Psoriasis is a chronic inflammatory disease affecting skin and joints characterized by a chronically altered immune and inflammatory response. Several factors occur from the onset to the development of this disease due to different types of cells spatially and temporally localized in the affected area, such as, keratinocytes, macrophages, neutrophils and T helper lymphocytes. This scenario leads to the chronic release of high levels of inflammatory mediators (i.e., IL-17, IL-23, IL-22, TNF-α, S100 proteins, Defensins) and lastly parakeratosis and thickening of the stratum spinosum. Extracellular vesicles (EVs) are small double membraned biological nanoparticles that are secreted by all cell types and classified, based on dimension and biogenesis, into exosomes, microvesicles and apoptotic bodies.
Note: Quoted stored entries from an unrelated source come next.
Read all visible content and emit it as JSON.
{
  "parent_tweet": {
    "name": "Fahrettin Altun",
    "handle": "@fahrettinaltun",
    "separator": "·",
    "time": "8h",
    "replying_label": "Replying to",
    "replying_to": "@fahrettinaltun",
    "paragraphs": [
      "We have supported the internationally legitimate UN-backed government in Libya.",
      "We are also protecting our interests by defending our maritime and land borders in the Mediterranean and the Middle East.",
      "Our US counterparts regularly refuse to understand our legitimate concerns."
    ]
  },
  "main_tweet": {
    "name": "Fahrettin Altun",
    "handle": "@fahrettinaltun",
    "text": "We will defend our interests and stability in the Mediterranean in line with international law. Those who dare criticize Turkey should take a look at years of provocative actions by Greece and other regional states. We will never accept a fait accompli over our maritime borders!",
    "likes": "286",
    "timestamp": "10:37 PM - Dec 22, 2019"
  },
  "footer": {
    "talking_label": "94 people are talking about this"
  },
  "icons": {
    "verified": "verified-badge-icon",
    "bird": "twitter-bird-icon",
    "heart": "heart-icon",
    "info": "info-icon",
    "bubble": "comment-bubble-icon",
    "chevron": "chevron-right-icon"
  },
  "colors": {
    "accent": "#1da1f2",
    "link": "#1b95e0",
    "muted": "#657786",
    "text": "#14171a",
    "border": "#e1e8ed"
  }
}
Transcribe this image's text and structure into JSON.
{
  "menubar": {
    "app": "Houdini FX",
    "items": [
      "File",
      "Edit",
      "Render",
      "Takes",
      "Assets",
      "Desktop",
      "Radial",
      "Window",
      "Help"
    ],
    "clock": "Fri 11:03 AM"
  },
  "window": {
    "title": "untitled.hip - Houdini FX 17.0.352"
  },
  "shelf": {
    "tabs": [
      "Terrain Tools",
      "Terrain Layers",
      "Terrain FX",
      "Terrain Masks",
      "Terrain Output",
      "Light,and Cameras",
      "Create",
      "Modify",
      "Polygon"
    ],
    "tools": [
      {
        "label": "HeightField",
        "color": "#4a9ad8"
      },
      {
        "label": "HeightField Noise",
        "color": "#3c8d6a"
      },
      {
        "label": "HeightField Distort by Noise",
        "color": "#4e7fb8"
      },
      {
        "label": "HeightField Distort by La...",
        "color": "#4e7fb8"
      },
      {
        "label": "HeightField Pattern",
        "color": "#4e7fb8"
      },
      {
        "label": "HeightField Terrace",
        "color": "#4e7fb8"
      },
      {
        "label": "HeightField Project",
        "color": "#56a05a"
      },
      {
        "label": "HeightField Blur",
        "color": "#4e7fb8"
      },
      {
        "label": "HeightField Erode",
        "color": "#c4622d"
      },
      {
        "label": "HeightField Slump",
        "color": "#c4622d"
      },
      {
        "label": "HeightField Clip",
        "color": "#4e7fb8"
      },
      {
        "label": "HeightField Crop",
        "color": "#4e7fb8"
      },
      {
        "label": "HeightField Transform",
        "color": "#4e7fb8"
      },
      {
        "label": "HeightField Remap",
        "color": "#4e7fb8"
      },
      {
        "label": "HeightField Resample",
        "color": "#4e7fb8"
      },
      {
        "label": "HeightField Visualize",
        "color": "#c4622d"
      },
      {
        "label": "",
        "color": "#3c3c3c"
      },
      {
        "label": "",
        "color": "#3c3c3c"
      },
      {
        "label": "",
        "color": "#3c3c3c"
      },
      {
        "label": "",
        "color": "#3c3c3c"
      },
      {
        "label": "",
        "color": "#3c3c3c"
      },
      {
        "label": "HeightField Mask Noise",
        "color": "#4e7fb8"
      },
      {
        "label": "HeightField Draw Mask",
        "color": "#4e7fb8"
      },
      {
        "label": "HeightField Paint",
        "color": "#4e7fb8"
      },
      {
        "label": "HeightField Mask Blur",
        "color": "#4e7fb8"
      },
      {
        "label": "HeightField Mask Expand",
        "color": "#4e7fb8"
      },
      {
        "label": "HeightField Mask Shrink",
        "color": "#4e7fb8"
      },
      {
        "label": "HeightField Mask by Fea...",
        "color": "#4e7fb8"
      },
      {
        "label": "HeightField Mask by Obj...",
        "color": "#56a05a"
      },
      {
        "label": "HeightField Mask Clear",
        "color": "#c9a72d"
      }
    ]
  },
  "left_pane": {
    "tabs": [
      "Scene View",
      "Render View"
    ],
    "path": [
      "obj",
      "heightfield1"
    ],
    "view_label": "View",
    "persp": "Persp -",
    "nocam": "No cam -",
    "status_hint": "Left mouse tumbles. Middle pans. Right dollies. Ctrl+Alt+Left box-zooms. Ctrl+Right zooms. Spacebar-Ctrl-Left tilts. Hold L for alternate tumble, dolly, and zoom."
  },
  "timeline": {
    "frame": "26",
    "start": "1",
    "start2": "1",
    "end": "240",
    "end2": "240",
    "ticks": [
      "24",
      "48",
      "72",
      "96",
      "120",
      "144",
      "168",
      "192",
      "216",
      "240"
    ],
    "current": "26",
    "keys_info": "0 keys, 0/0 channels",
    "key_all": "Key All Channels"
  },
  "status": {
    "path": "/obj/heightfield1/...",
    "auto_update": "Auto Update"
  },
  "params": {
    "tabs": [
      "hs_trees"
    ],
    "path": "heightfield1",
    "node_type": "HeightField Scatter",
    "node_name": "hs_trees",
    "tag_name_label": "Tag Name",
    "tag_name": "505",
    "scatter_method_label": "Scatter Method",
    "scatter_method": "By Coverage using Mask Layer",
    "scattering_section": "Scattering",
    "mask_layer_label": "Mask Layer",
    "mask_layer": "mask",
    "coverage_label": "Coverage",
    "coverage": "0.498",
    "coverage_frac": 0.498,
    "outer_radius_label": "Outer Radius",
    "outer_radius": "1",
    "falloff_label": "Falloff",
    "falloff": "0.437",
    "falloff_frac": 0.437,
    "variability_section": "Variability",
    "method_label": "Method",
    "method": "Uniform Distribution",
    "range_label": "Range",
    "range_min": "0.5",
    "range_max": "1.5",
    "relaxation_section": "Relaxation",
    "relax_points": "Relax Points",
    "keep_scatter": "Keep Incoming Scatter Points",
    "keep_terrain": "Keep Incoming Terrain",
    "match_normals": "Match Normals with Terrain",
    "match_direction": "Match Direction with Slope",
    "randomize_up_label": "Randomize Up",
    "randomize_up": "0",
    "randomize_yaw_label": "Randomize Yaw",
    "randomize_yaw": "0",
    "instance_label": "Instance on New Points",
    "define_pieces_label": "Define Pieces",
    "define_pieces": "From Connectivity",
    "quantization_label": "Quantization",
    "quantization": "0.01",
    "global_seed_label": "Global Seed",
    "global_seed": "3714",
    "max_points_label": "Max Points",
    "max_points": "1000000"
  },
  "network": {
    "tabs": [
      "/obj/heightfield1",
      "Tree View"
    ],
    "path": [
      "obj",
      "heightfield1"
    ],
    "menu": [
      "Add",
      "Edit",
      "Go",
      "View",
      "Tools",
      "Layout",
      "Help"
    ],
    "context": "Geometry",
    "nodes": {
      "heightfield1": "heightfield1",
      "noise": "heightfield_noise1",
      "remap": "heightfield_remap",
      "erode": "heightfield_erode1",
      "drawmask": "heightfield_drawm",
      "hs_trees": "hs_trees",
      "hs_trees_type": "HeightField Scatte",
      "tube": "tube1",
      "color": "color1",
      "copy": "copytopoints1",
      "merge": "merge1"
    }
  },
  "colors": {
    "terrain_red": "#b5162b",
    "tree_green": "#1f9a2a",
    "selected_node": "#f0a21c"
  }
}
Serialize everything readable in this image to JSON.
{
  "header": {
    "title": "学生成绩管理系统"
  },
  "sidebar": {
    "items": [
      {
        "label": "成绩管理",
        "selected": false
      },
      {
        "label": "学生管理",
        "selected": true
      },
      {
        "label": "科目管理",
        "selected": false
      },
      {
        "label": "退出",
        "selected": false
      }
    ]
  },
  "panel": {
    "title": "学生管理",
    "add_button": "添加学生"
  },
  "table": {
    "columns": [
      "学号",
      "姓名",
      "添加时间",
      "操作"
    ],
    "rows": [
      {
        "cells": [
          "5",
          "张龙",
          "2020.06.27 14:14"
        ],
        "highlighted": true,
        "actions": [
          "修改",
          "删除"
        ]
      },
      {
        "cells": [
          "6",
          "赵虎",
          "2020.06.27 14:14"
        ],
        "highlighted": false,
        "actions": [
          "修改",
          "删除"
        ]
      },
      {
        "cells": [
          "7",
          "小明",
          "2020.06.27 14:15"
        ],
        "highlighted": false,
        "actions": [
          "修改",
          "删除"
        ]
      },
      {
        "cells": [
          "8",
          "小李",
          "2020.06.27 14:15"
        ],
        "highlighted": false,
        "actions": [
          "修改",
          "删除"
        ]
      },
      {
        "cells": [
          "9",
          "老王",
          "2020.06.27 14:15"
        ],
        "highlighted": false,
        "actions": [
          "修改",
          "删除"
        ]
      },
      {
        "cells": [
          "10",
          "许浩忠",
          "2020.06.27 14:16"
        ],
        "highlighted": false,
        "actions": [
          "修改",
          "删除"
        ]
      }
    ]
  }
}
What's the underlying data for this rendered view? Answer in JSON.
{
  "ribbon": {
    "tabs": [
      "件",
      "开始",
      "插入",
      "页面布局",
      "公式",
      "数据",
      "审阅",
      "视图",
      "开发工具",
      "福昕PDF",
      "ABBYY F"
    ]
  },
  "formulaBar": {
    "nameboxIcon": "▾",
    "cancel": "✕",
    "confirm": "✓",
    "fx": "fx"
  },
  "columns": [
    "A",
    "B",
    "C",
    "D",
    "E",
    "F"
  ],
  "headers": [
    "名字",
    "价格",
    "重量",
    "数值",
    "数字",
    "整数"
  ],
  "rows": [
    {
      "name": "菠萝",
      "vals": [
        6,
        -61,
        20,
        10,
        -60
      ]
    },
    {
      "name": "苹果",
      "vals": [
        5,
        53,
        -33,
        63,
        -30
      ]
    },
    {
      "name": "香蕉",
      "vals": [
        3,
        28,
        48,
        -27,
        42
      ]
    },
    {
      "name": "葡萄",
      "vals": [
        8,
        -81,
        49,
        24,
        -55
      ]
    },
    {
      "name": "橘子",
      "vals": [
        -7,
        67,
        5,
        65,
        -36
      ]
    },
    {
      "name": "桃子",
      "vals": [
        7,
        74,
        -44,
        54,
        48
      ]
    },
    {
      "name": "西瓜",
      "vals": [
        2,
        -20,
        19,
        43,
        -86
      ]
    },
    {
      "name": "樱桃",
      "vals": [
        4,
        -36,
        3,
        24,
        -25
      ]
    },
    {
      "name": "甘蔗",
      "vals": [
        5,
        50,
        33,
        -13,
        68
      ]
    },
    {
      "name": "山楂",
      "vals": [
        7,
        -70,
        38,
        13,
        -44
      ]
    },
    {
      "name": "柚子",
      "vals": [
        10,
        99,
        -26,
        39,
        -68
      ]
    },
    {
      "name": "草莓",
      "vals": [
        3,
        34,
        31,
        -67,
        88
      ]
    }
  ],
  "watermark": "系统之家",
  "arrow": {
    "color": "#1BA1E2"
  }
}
Their role as vessels for long range molecular signals renders them key elements in the pathogenesis of psoriasis, as well as innovative platforms for potential biomarker discovery and delivery of fine-tuned anti-inflammatory therapies. In this review, the role of EVs in the pathogenesis of psoriasis and the modulation of cellular microenvironment has been summarized. The biotechnological implementation of EVs for therapy and research for new biomarkers has been also discussed.